Hot flashes are sudden feelings of increase of the body temperature mainly associated with menopause, but it can also affect men.
In menopausal women, hot flashes are typically more intense at the face, the neck and the chest, which can cause redness of the skin. They may be associated with an increase in heart rate and intense sweating followed by an equally intense cold feeling. Their frequency varies from person to person, but they generally last for a few minutes and appear especially at night. The exact cause remains unclear, but it is thought to be the result of hormonal changes typical of menopause and an increased sensitivity of the control system of the body temperature, which becomes more sensitive to small changes.
Fluctuations in hormone levels can also be the basis of hot flashes that affect men, in particular a reduction of testosterone and androgen associated to aging.
However, in both women and men the problem can also be associated with actual diseases, such as hyperthyroidism, prostate cancer, hypothalamus or pituitary gland diseases. Hot flashes can also be triggered by cancer treatments.
General symptoms of hot flashes may include:
- A sudden feeling of warmth spreading through the upper body and face
- Perspiration (mostly on the upper body)
- Rapid heartbeat
- A flushed appearance with red, blotchy skin
- Cold sensation as the hot flash subsides
Hot flashes that occur during the night (night sweats) can cause one to lose sleep and may cause chronic insomnia over time.
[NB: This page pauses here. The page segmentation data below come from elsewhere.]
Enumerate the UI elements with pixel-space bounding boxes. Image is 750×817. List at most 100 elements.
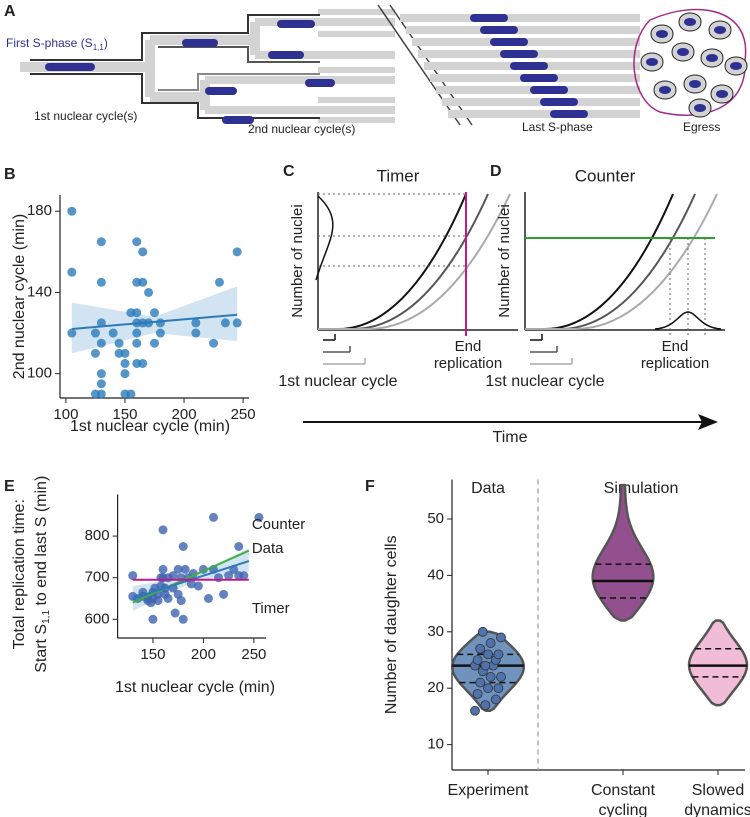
data-point [138,277,148,287]
data-point [120,358,130,368]
growth-curve [318,193,489,330]
y-tick-label: 600 [85,610,110,627]
cell-nucleus [677,48,689,56]
violin [591,483,655,622]
data-point [480,660,491,671]
line-label: Timer [252,600,290,617]
data-point [120,369,130,379]
data-point [214,573,224,583]
data-point [475,677,486,688]
data-point [472,655,483,665]
cycle-label: 2nd nuclear cycle(s) [248,122,355,136]
label-text: ) [104,36,108,50]
x-tick-label: 200 [191,646,216,663]
s-phase-bar [45,63,95,71]
data-point [132,338,142,348]
s-phase-bar [222,116,254,124]
data-point [96,369,106,379]
data-point [138,247,148,257]
data-point [472,688,483,699]
y-tick-label: 50 [427,510,444,527]
data-point [219,589,229,599]
x-tick-label: Constant cycling [590,782,656,817]
distribution [315,195,334,281]
data-point [470,705,480,716]
s-phase-bar [182,39,218,47]
s-phase-bar [305,79,335,87]
data-point [158,525,168,535]
data-point [126,389,136,399]
s-phase-bar [470,14,508,22]
cell-nucleus [659,86,671,94]
y-tick-label: 40 [427,566,444,583]
data-point [214,277,224,287]
data-point [191,328,201,338]
line-label: Data [252,540,284,557]
data-point [155,318,165,328]
data-point [163,593,173,603]
data-point [132,328,142,338]
data-point [132,237,142,247]
y-tick-label: 140 [27,283,52,300]
data-point [67,267,77,277]
s-phase-bar [530,86,568,94]
data-point [132,308,142,318]
y-axis-label: Number of daughter cells [383,535,400,714]
data-point [180,564,190,574]
data-point [485,638,496,648]
data-point [191,318,201,328]
x-tick-label: Slowed dynamics [684,782,750,817]
data-point [150,308,159,318]
label-subscript: 1,1 [93,43,105,52]
label-text: Start S [33,624,50,673]
x-tick-label: 200 [172,406,197,423]
x-tick-label: Experiment [447,782,529,799]
panel-letter: F [365,478,375,495]
data-point [496,632,506,643]
x-tick-label: 250 [241,646,266,663]
data-point [168,571,178,581]
tree-outline [158,73,320,91]
x-axis-label: 1st nuclear cycle [485,373,605,390]
data-point [138,358,148,368]
data-point [150,338,159,348]
y-axis-label: Total replication time: [11,499,28,649]
growth-curve [318,193,511,330]
distribution [654,311,722,330]
data-point [67,328,77,338]
data-point [496,672,506,682]
data-point [220,318,230,328]
data-point [232,318,242,328]
data-point [90,328,100,338]
data-point [493,649,504,660]
y-tick-label: 30 [427,623,444,640]
growth-curve [525,193,674,330]
data-point [170,608,180,618]
first-s-phase-label: First S-phase (S1,1) [6,36,108,52]
schematic-title: Timer [377,166,420,185]
data-point [128,571,138,581]
x-axis-label: 1st nuclear cycle [278,373,398,390]
data-point [186,579,196,589]
data-point [209,338,219,348]
tree-outline [30,14,320,61]
data-point [176,596,186,606]
s-phase-bar [550,110,588,118]
growth-curve [318,193,467,330]
tree-outline [30,73,320,119]
data-point [178,541,188,551]
data-point [173,564,183,574]
label-text: First S-phase (S [6,36,93,50]
data-point [148,614,158,624]
label-text: to end last S (min) [33,476,50,610]
cell-nucleus [684,18,696,26]
data-point [232,247,242,257]
y-tick-label: 10 [427,736,444,753]
data-point [158,564,168,574]
section-label: Simulation [604,480,679,497]
s-phase-bar [520,74,558,82]
data-point [96,379,106,389]
y-axis-label: Start S1,1 to end last S (min) [33,476,51,673]
growth-curve [525,193,718,330]
x-tick-label: 100 [53,406,78,423]
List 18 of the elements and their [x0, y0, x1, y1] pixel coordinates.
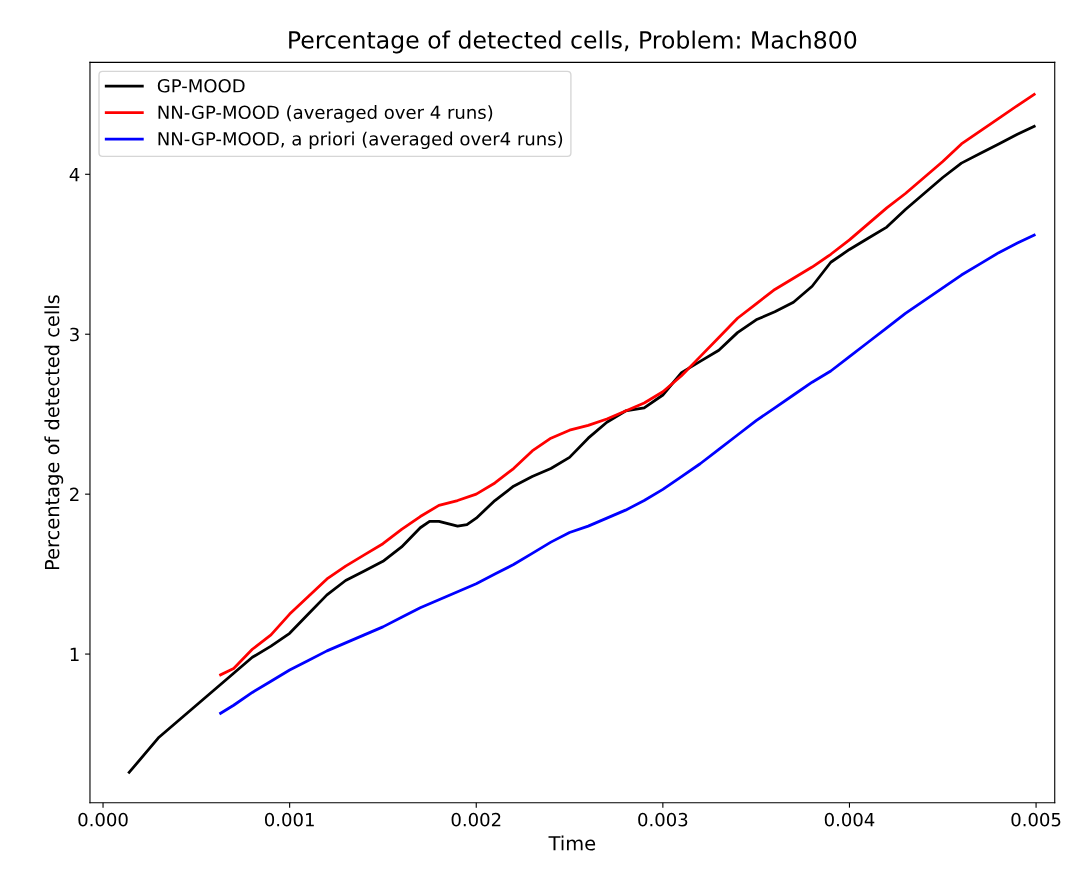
x-tick-label: 0.005	[1011, 812, 1061, 827]
y-tick-label: 3	[70, 327, 79, 342]
x-tick-label: 0.001	[264, 812, 314, 827]
line-series	[219, 233, 1036, 715]
y-tick-label: 4	[69, 168, 80, 182]
y-tick-label: 1	[70, 647, 79, 661]
y-axis-title: Percentage of detected cells	[44, 295, 64, 570]
legend-label: GP-MOOD	[157, 78, 245, 93]
x-tick-label: 0.002	[451, 812, 501, 827]
chart-title: Percentage of detected cells, Problem: Mach800	[289, 30, 857, 54]
x-tick-label: 0.000	[78, 812, 128, 827]
legend-label: NN-GP-MOOD (averaged over 4 runs)	[158, 105, 493, 123]
x-tick-label: 0.003	[638, 812, 688, 827]
x-axis-title: Time	[548, 835, 596, 851]
legend-label: NN-GP-MOOD, a priori (averaged over4 runs)	[158, 131, 563, 150]
line-series	[127, 124, 1036, 774]
x-tick-label: 0.004	[824, 812, 875, 827]
y-tick-label: 2	[70, 487, 79, 502]
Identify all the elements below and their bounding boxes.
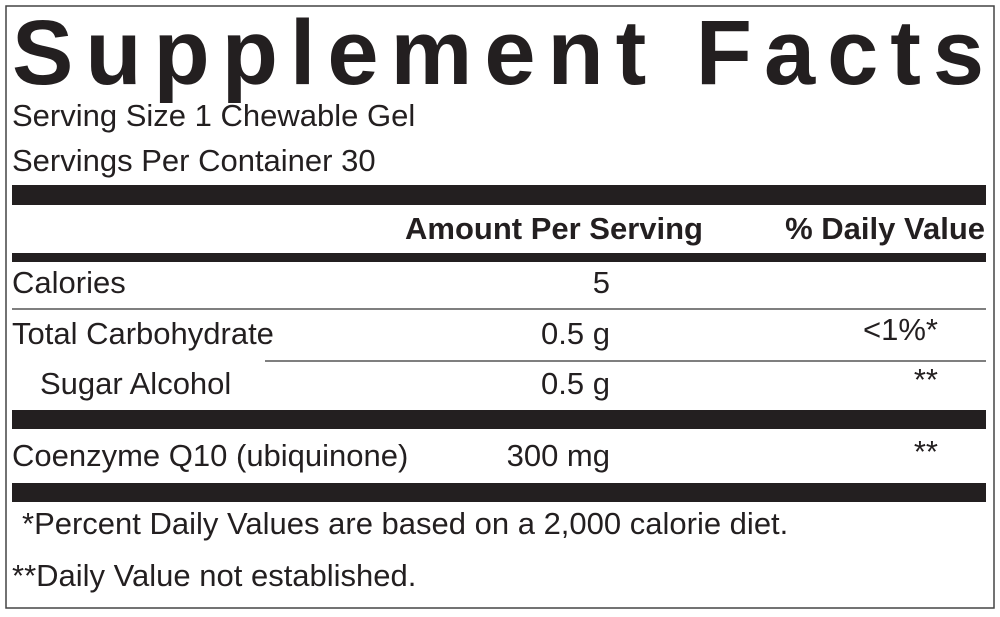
daily-value: <1%*	[863, 312, 938, 347]
medium-rule	[12, 253, 986, 262]
footnote: *Percent Daily Values are based on a 2,0…	[22, 506, 788, 541]
thick-rule	[12, 410, 986, 429]
daily-value: **	[914, 362, 938, 397]
nutrient-name: Coenzyme Q10 (ubiquinone)	[12, 438, 408, 473]
servings-per-container: Servings Per Container 30	[12, 143, 376, 178]
label-title: Supplement Facts	[12, 2, 984, 104]
serving-size: Serving Size 1 Chewable Gel	[12, 98, 415, 133]
column-header: % Daily Value	[785, 211, 985, 246]
label-border	[5, 5, 995, 609]
amount: 0.5 g	[541, 316, 610, 351]
amount: 5	[593, 265, 610, 300]
column-header: Amount Per Serving	[405, 211, 703, 246]
nutrient-name: Calories	[12, 265, 126, 300]
nutrient-name: Sugar Alcohol	[40, 366, 231, 401]
nutrient-name: Total Carbohydrate	[12, 316, 274, 351]
daily-value: **	[914, 434, 938, 469]
thick-rule	[12, 483, 986, 502]
amount: 0.5 g	[541, 366, 610, 401]
amount: 300 mg	[507, 438, 610, 473]
thick-rule	[12, 185, 986, 205]
footnote: **Daily Value not established.	[12, 558, 416, 593]
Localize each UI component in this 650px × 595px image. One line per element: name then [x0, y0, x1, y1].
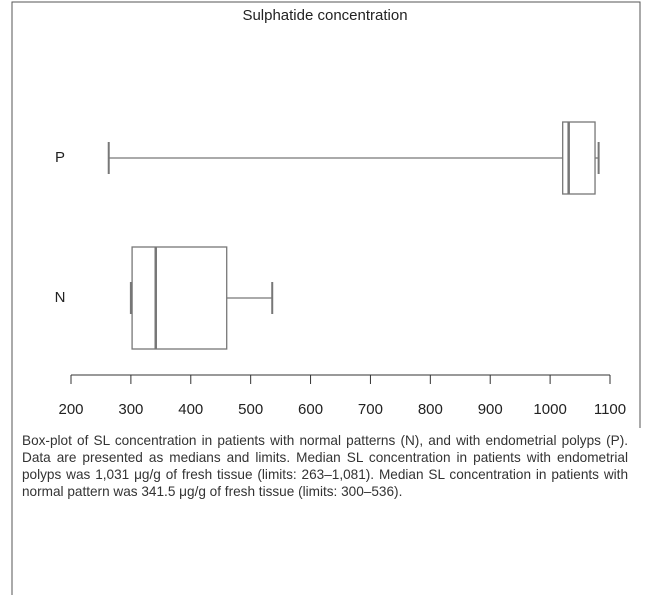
chart-title: Sulphatide concentration — [242, 7, 407, 24]
category-label: P — [55, 149, 65, 166]
x-tick-label: 800 — [418, 401, 443, 418]
category-label: N — [55, 289, 66, 306]
x-tick-label: 1100 — [594, 401, 626, 418]
x-tick-label: 600 — [298, 401, 323, 418]
x-tick-label: 400 — [178, 401, 203, 418]
box — [562, 121, 596, 195]
x-tick-label: 500 — [238, 401, 263, 418]
box — [131, 246, 228, 350]
x-tick-label: 1000 — [533, 401, 566, 418]
x-tick-label: 900 — [478, 401, 503, 418]
frame — [11, 1, 641, 595]
x-tick-label: 300 — [118, 401, 143, 418]
x-tick-label: 200 — [58, 401, 83, 418]
caption: Box-plot of SL concentration in patients… — [22, 433, 628, 499]
x-tick-label: 700 — [358, 401, 383, 418]
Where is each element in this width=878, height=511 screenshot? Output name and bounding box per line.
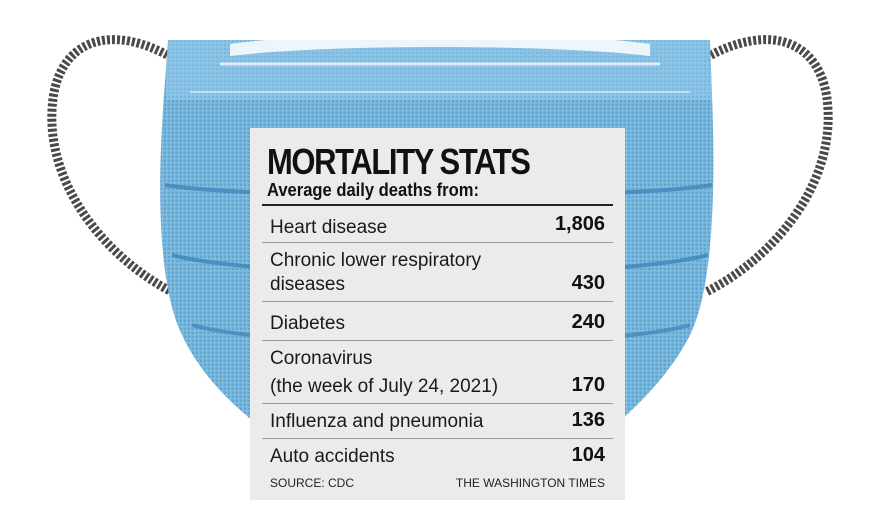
row-label: Diabetes [270, 313, 345, 334]
row-label: Coronavirus [270, 348, 373, 369]
row-label: Influenza and pneumonia [270, 411, 484, 432]
mask-top-fold [166, 40, 712, 100]
publisher-credit: THE WASHINGTON TIMES [455, 476, 605, 490]
row-label: Chronic lower respiratory diseases [270, 250, 482, 295]
chart-subtitle: Average daily deaths from: [267, 180, 479, 200]
row-label: Heart disease [270, 217, 388, 238]
table-row: Diabetes 240 [262, 302, 613, 341]
row-value: 104 [571, 444, 605, 466]
table-row: Coronavirus (the week of July 24, 2021) … [262, 341, 613, 404]
left-ear-strap [47, 35, 179, 296]
table-row: Heart disease 1,806 [262, 208, 613, 243]
row-value: 1,806 [554, 213, 605, 235]
row-value: 430 [571, 272, 605, 294]
source-note: SOURCE: CDC [270, 476, 355, 490]
stats-card: MORTALITY STATS Average daily deaths fro… [250, 128, 625, 500]
chart-title: MORTALITY STATS [267, 141, 531, 182]
table-row: Chronic lower respiratory diseases 430 [262, 243, 613, 302]
right-ear-strap [699, 35, 833, 297]
row-value: 240 [571, 311, 605, 333]
nose-strip [230, 33, 650, 56]
table-row: Influenza and pneumonia 136 [262, 404, 613, 439]
row-label: Auto accidents [270, 446, 395, 467]
title-divider [262, 204, 613, 206]
table-row: Auto accidents 104 [262, 439, 613, 473]
row-value: 170 [571, 374, 605, 396]
row-value: 136 [571, 409, 605, 431]
row-note: (the week of July 24, 2021) [270, 376, 499, 397]
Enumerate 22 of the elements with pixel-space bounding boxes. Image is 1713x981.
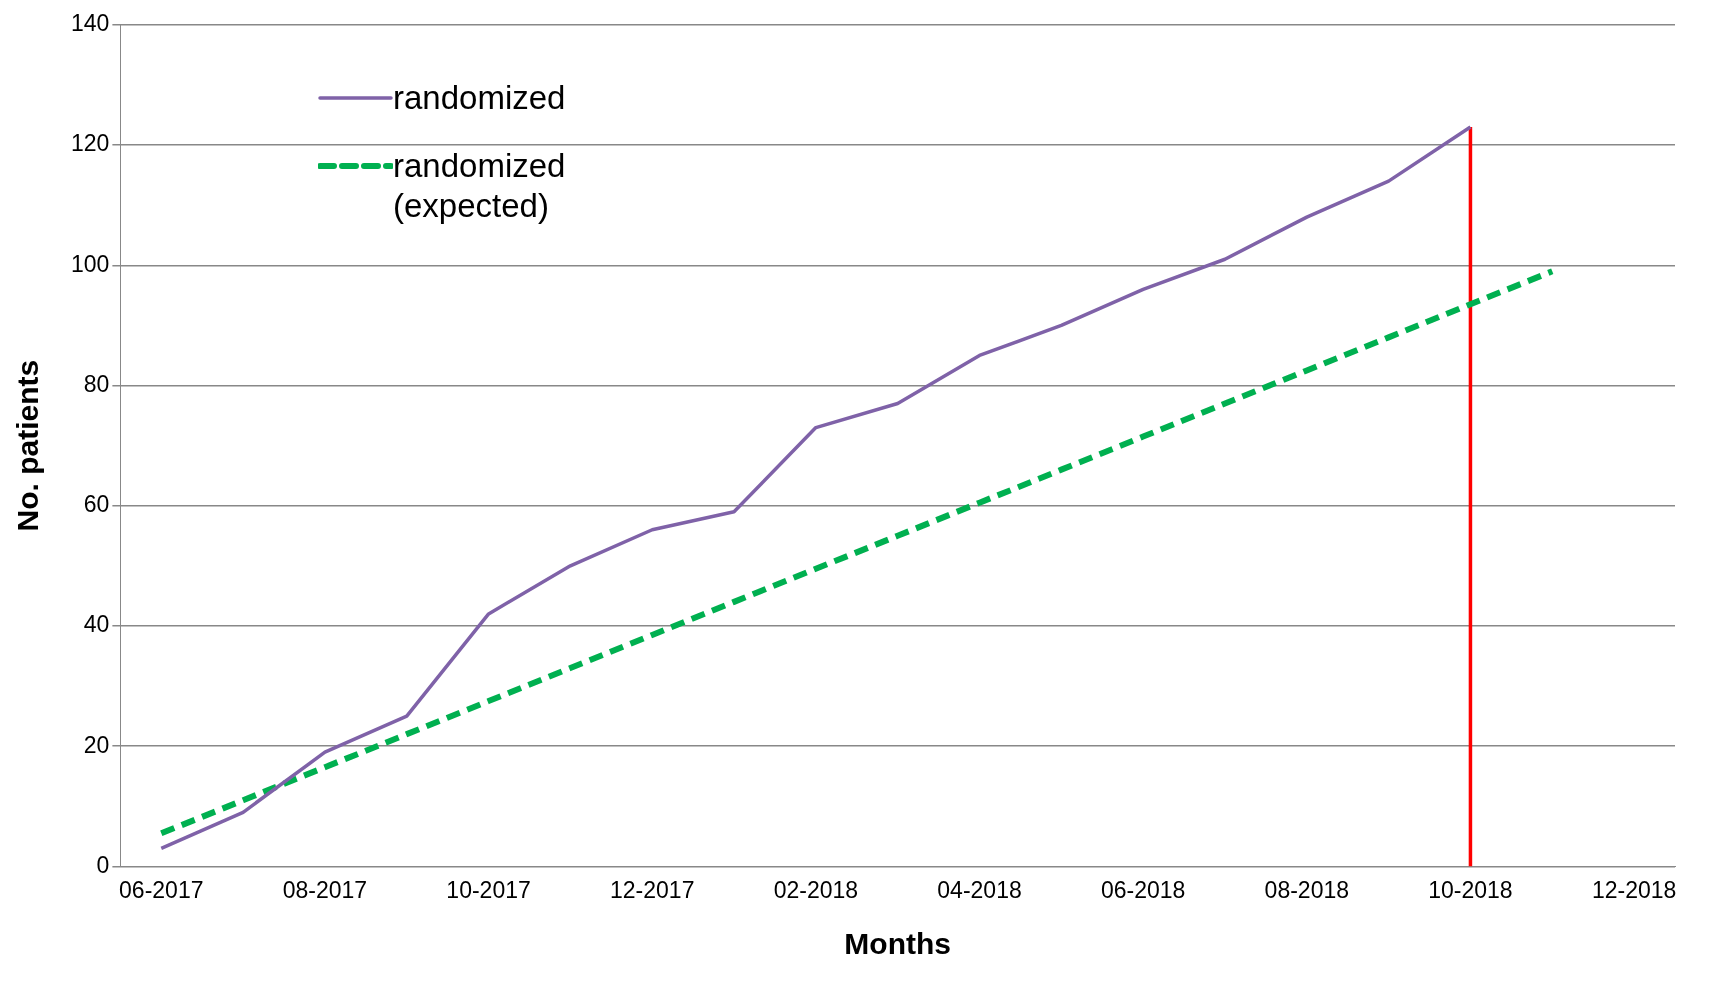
x-axis-title: Months (844, 927, 952, 961)
x-tick-label: 06-2017 (119, 876, 204, 903)
y-tick-label: 120 (71, 130, 110, 157)
x-tick-label: 12-2018 (1591, 876, 1677, 903)
x-tick-label: 08-2017 (282, 876, 368, 903)
y-tick-label: 80 (83, 370, 110, 397)
x-tick-label: 12-2017 (610, 876, 695, 903)
y-tick-label: 140 (71, 10, 110, 37)
y-tick-label: 60 (83, 491, 110, 518)
x-tick-label: 04-2018 (937, 876, 1022, 903)
x-tick-label: 06-2018 (1100, 876, 1186, 903)
x-tick-label: 02-2018 (773, 876, 859, 903)
x-tick-label: 10-2017 (446, 876, 531, 903)
y-tick-label: 20 (83, 731, 110, 758)
legend-label: randomized (393, 78, 567, 118)
y-tick-label: 40 (83, 611, 110, 638)
y-tick-label: 100 (71, 250, 110, 277)
legend-label: randomized (expected) (393, 146, 567, 226)
y-tick-label: 0 (96, 851, 110, 878)
y-axis-title: No. patients (11, 359, 45, 532)
x-tick-label: 08-2018 (1264, 876, 1350, 903)
x-tick-label: 10-2018 (1428, 876, 1513, 903)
These sleep disturbances can eventually lead to memory problems, anxiety and depression in some women.
What diseases can be associated with hot flashes?
The diseases that may be associated with hot flashes are the following:
- Panic attack
- Prostate cancer
- Testicular cancer
It is important to note that this is not an exhaustive list and it would always be better to consult a doctor if symptoms persist.
What are the remedies for hot flashes?
Generally the most effective remedy for hot flashes is taking female hormones. Men can also benefit from female hormones in cases where the problem is triggered by an anti-cancer treatment. However, several studies show the potential side effects of hormone therapy. Therefore, it is important to discuss with a doctor the relationship between the risks and benefits in your specific case. In some cases, hot flashes may be treated with medications such as antidepressants or anticonvulsants, while in other cases the problem goes away in a short time and does not require any medication. In these cases a doctor may recommend changes such as reducing food consumption of spicy foods, reducing alcohol and caffeine intake, more rest, do not overheat, do not smoke, losing excess pounds or rely on complementary medicine such as acupuncture and hypnosis or dietary supplements, in particular those based on phytoestrogens.
When to contact your doctor?
In cases where hot flashes are associated with menopause seek medical help to manage them in the best way possible, so they do not significantly affect the quality of life. In other cases, you should consult a doctor to determine the underlying problem and identify the most appropriate treatment to the case.